Career Options for Minorities and Other Groups
Careers in safety are available and open to men and women irrespective of racial and ethnic background.
Physical disability is not a barrier to success in the safety profession.
Salaries of Safety Professionals
The Board of Certified Safety Professionals regularly monitors the salaries of those safety professionals holding the Certified Safety Professional (CSP) designation. The top people in the safety profession often earn salaries well into six figures.
Salaries range from lows of about $30,000 for safety inspectors to highs of $150,000 for highly qualified individuals in demanding positions
According to Safety and Health‘s Salary Survey- 2019, 78% of survey respondents earn more than $50,000 per year. Of those with five to ten years of safety experience, 48% made between $50,000 and $79,999 per year. 36% of safety professionals with over 20 years of experience are making more than $100,000 a year (These statistics may vary from state to state).
Skills to Become A Well Turned Safety Professional
Educational Skill
Since the safety professional position is highly crucial and interdisciplinary, it is important that Degrees, and the institutions that offer them, should be chosen carefully.
They should have a broad background in science, mathematics, biology, chemistry, and physics.

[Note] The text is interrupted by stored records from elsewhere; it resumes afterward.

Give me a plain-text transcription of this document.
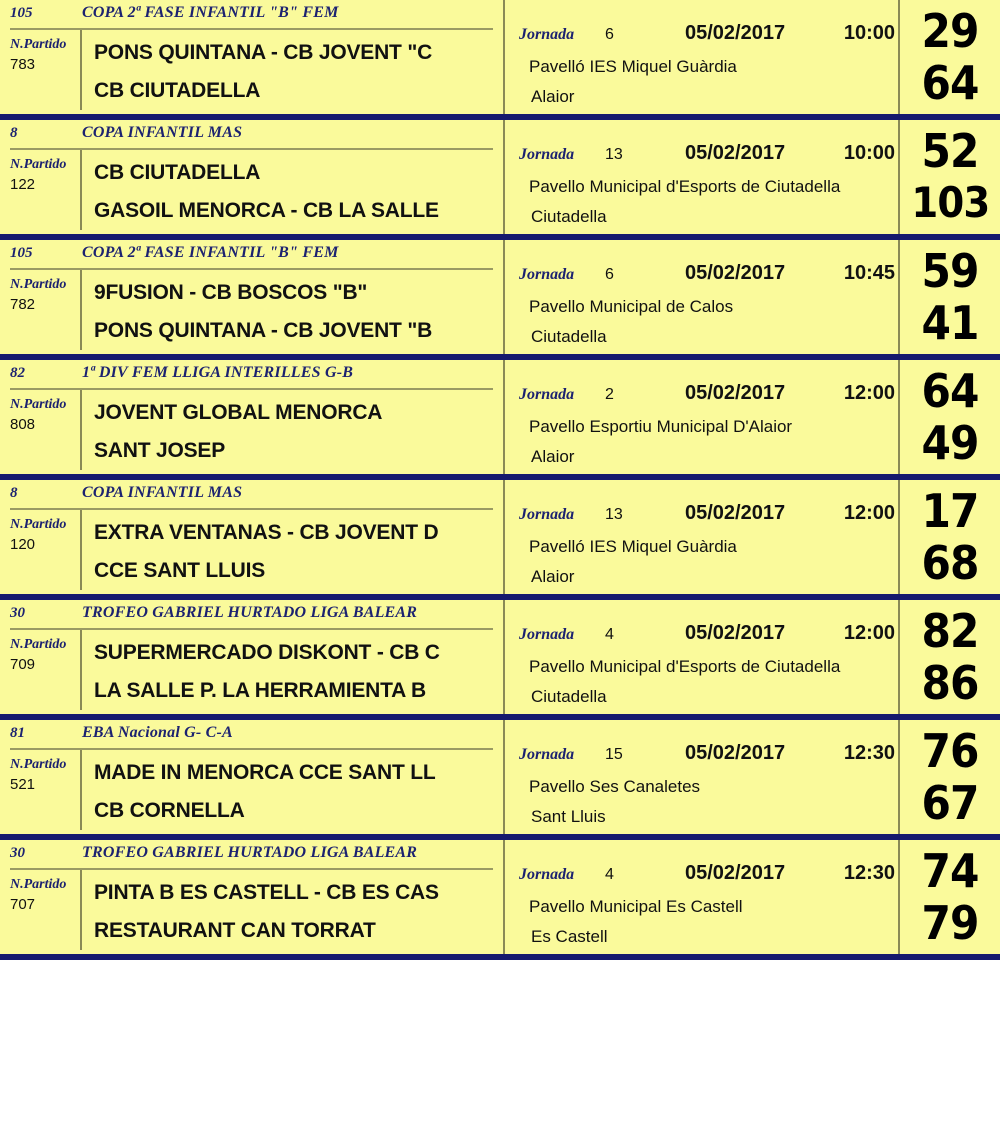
105	COPA 2ª FASE INFANTIL "B" FEM
N.Partido
783
PONS QUINTANA - CB JOVENT "C
CB CIUTADELLA
Jornada	6	05/02/2017	10:00
Pavelló IES Miquel Guàrdia
Alaior
29
64
8	COPA INFANTIL MAS
N.Partido
122
CB CIUTADELLA
GASOIL MENORCA - CB LA SALLE
Jornada	13	05/02/2017	10:00
Pavello Municipal d'Esports de Ciutadella
Ciutadella
52
103
105	COPA 2ª FASE INFANTIL "B" FEM
N.Partido
782
9FUSION - CB BOSCOS "B"
PONS QUINTANA - CB JOVENT "B
Jornada	6	05/02/2017	10:45
Pavello Municipal de Calos
Ciutadella
59
41
82	1ª DIV FEM LLIGA INTERILLES G-B
N.Partido
808
JOVENT GLOBAL MENORCA
SANT JOSEP
Jornada	2	05/02/2017	12:00
Pavello Esportiu Municipal D'Alaior
Alaior
64
49
8	COPA INFANTIL MAS
N.Partido
120
EXTRA VENTANAS - CB JOVENT D
CCE SANT LLUIS
Jornada	13	05/02/2017	12:00
Pavelló IES Miquel Guàrdia
Alaior
17
68
30	TROFEO GABRIEL HURTADO LIGA BALEAR
N.Partido
709
SUPERMERCADO DISKONT - CB C
LA SALLE P. LA HERRAMIENTA B
Jornada	4	05/02/2017	12:00
Pavello Municipal d'Esports de Ciutadella
Ciutadella
82
86
81	EBA Nacional G- C-A
N.Partido
521
MADE IN MENORCA CCE SANT LL
CB CORNELLA
Jornada	15	05/02/2017	12:30
Pavello Ses Canaletes
Sant Lluis
76
67
30	TROFEO GABRIEL HURTADO LIGA BALEAR
N.Partido
707
PINTA B ES CASTELL - CB ES CAS
RESTAURANT CAN TORRAT
Jornada	4	05/02/2017	12:30
Pavello Municipal Es Castell
Es Castell
74
79
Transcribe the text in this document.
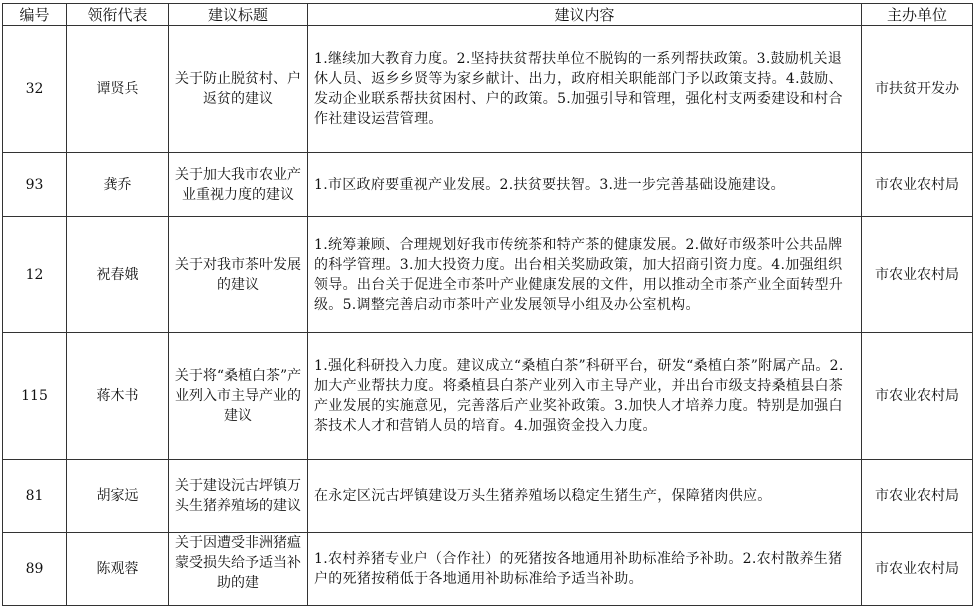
编号	领衔代表	建议标题	建议内容	主办单位
32	谭贤兵	关于防止脱贫村、户返贫的建议	1.继续加大教育力度。2.坚持扶贫帮扶单位不脱钩的一系列帮扶政策。3.鼓励机关退休人员、返乡乡贤等为家乡献计、出力，政府相关职能部门予以政策支持。4.鼓励、发动企业联系帮扶贫困村、户的政策。5.加强引导和管理，强化村支两委建设和村合作社建设运营管理。	市扶贫开发办
93	龚乔	关于加大我市农业产业重视力度的建议	1.市区政府要重视产业发展。2.扶贫要扶智。3.进一步完善基础设施建设。	市农业农村局
12	祝春娥	关于对我市茶叶发展的建议	1.统筹兼顾、合理规划好我市传统茶和特产茶的健康发展。2.做好市级茶叶公共品牌的科学管理。3.加大投资力度。出台相关奖励政策，加大招商引资力度。4.加强组织领导。出台关于促进全市茶叶产业健康发展的文件，用以推动全市茶产业全面转型升级。5.调整完善启动市茶叶产业发展领导小组及办公室机构。	市农业农村局
115	蒋木书	关于将“桑植白茶”产业列入市主导产业的建议	1.强化科研投入力度。建议成立“桑植白茶”科研平台，研发“桑植白茶”附属产品。2.加大产业帮扶力度。将桑植县白茶产业列入市主导产业，并出台市级支持桑植县白茶产业发展的实施意见，完善落后产业奖补政策。3.加快人才培养力度。特别是加强白茶技术人才和营销人员的培育。4.加强资金投入力度。	市农业农村局
81	胡家远	关于建设沅古坪镇万头生猪养殖场的建议	在永定区沅古坪镇建设万头生猪养殖场以稳定生猪生产，保障猪肉供应。	市农业农村局
89	陈观蓉	关于因遭受非洲猪瘟蒙受损失给予适当补助的建	1.农村养猪专业户（合作社）的死猪按各地通用补助标准给予补助。2.农村散养生猪户的死猪按稍低于各地通用补助标准给予适当补助。	市农业农村局
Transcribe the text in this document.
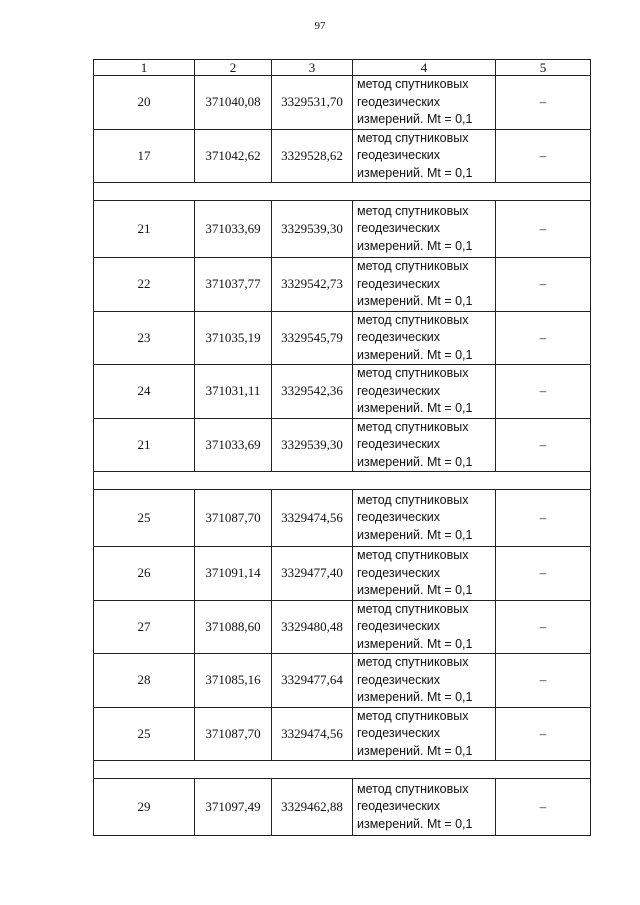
97
1	2	3	4	5
20	371040,08	3329531,70	метод спутниковых
геодезических
измерений. Mt = 0,1	–
17	371042,62	3329528,62	метод спутниковых
геодезических
измерений. Mt = 0,1	–

21	371033,69	3329539,30	метод спутниковых
геодезических
измерений. Mt = 0,1	–
22	371037,77	3329542,73	метод спутниковых
геодезических
измерений. Mt = 0,1	–
23	371035,19	3329545,79	метод спутниковых
геодезических
измерений. Mt = 0,1	–
24	371031,11	3329542,36	метод спутниковых
геодезических
измерений. Mt = 0,1	–
21	371033,69	3329539,30	метод спутниковых
геодезических
измерений. Mt = 0,1	–

25	371087,70	3329474,56	метод спутниковых
геодезических
измерений. Mt = 0,1	–
26	371091,14	3329477,40	метод спутниковых
геодезических
измерений. Mt = 0,1	–
27	371088,60	3329480,48	метод спутниковых
геодезических
измерений. Mt = 0,1	–
28	371085,16	3329477,64	метод спутниковых
геодезических
измерений. Mt = 0,1	–
25	371087,70	3329474,56	метод спутниковых
геодезических
измерений. Mt = 0,1	–

29	371097,49	3329462,88	метод спутниковых
геодезических
измерений. Mt = 0,1	–
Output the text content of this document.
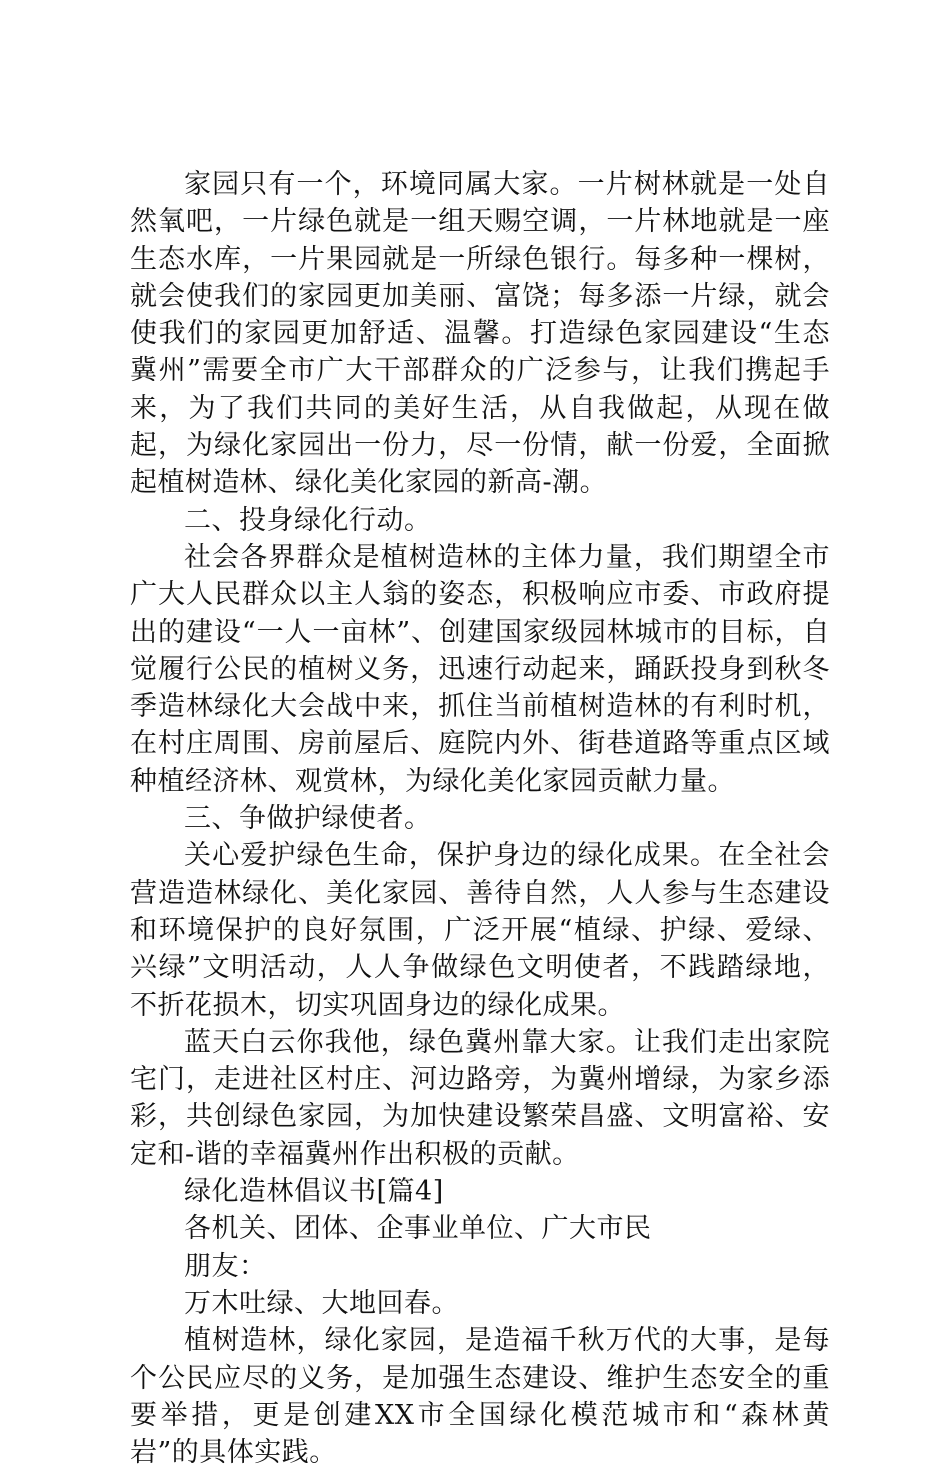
家园只有一个，环境同属大家。一片树林就是一处自然氧吧，一片绿色就是一组天赐空调，一片林地就是一座生态水库，一片果园就是一所绿色银行。每多种一棵树，就会使我们的家园更加美丽、富饶；每多添一片绿，就会使我们的家园更加舒适、温馨。打造绿色家园建设“生态冀州”需要全市广大干部群众的广泛参与，让我们携起手来，为了我们共同的美好生活，从自我做起，从现在做起，为绿化家园出一份力，尽一份情，献一份爱，全面掀起植树造林、绿化美化家园的新高-潮。

二、投身绿化行动。

社会各界群众是植树造林的主体力量，我们期望全市广大人民群众以主人翁的姿态，积极响应市委、市政府提出的建设“一人一亩林”、创建国家级园林城市的目标，自觉履行公民的植树义务，迅速行动起来，踊跃投身到秋冬季造林绿化大会战中来，抓住当前植树造林的有利时机，在村庄周围、房前屋后、庭院内外、街巷道路等重点区域种植经济林、观赏林，为绿化美化家园贡献力量。

三、争做护绿使者。

关心爱护绿色生命，保护身边的绿化成果。在全社会营造造林绿化、美化家园、善待自然，人人参与生态建设和环境保护的良好氛围，广泛开展“植绿、护绿、爱绿、兴绿”文明活动，人人争做绿色文明使者，不践踏绿地，不折花损木，切实巩固身边的绿化成果。

蓝天白云你我他，绿色冀州靠大家。让我们走出家院宅门，走进社区村庄、河边路旁，为冀州增绿，为家乡添彩，共创绿色家园，为加快建设繁荣昌盛、文明富裕、安定和-谐的幸福冀州作出积极的贡献。

绿化造林倡议书[篇4]

各机关、团体、企事业单位、广大市民

朋友：

万木吐绿、大地回春。

植树造林，绿化家园，是造福千秋万代的大事，是每个公民应尽的义务，是加强生态建设、维护生态安全的重要举措，更是创建XX市全国绿化模范城市和“森林黄岩”的具体实践。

They have to develop good communication skills, and problem-solving skills to identify, analyze, and control hazards and frequently work with engineering specialists.
To Enhance Your Skills:
Talk to safety professionals about their work.
Visit safety professionals at their places of work and see what the job is all about.
Read about safety problems, accidents or disasters in newspapers and magazines and consider how these events could have been prevented.
Do projects on workplace safety or health, consumer product safety, traffic safety, fire protection, safety signs/ equipment, or some similar subject.
Visit industrial plants on field trips and ask questions about safety programs. Degrees, and the institutions that offer them, should be chosen carefully.
The employment outlook for safety professionals is bright and has continued to grow over the years, even in bad economic times. There is no reason to believe that the need for more safety professionals will diminish shortly.
The need is to replace those retiring from practice with effectual, competent, proficient, productive, and determined Safety Professionals.